Stéphane Charlot's Homepage
I am currently working at the Max-Planck
Institut fuer Astrophysik, where my research is funded by a Sofja
Kovalevskaja award from the Alexander-von-Humboldt
Foundation, the Federal Ministry of Education and Research, the
Programme for Investment in the Future (ZIP) of the German
Government.
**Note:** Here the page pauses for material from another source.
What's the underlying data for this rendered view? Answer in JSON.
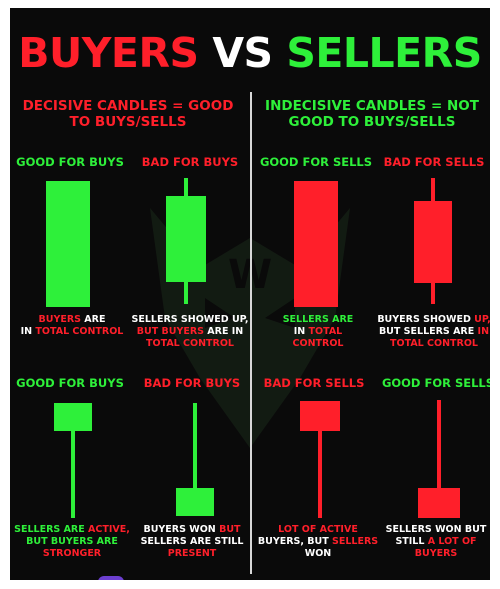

During the three years of duration of this program, I am on
leave of absence from my home institution in France, the Institut d'Astrophysique de Paris.
Research Project
The main goal of my research program at the MPA is to interpret the
spectra of galaxies in the very large surveys currently being assembled
by several major international consortia, including the Sloan Digital Sky Survey (SDSS), the VIRMOS-VLT Deep Survey
(VVDS), the MUnich
Near-IR Cluster Survey (MUNICS), and the upcoming Galaxy Evolution Explorer
(GALEX) and Space Infrared
Telescope Facility (SIRTF) Surveys . This interpretation is based
on
a new generation of spectral evolution models that I have recently
developed in collaboration with several colleagues including Gustavo
Bruzual (CIDA, Venezuela), Michael
Fall (STScI, Baltimore) and
Marcella Longhetti (OAB, Italy).
The aim is to understand the physical processes that trigger star
formation, whether star formation occurs continuously or in bursts,
whether galaxies hold onto the heavy elements they produce or eject a
substantial fraction, how dust is distributed within galaxies, how the
masses of galaxies evolve with time, and how their ages and star
formation histories depend on luminosity, morphological type and
environment.
You can check out here
examples of how we plan to interpret the high-quality spectra gathered
by modern spectroscopic galaxy surveys such as the SDSS.
Upcoming events
We are organizing an International
Conference on Stellar Populations in Garching on 6-10 October 2003 that is funded
primarily by the Sofja Kovalevskaja program, but also in part by
the European Southern Observatory.
Release of GALAXEV (BC2003), a library of evolutionary
stellar population synthesis models computed using the new isochrone
synthesis code of
Bruzual & Charlot (2003, MNRAS, in press).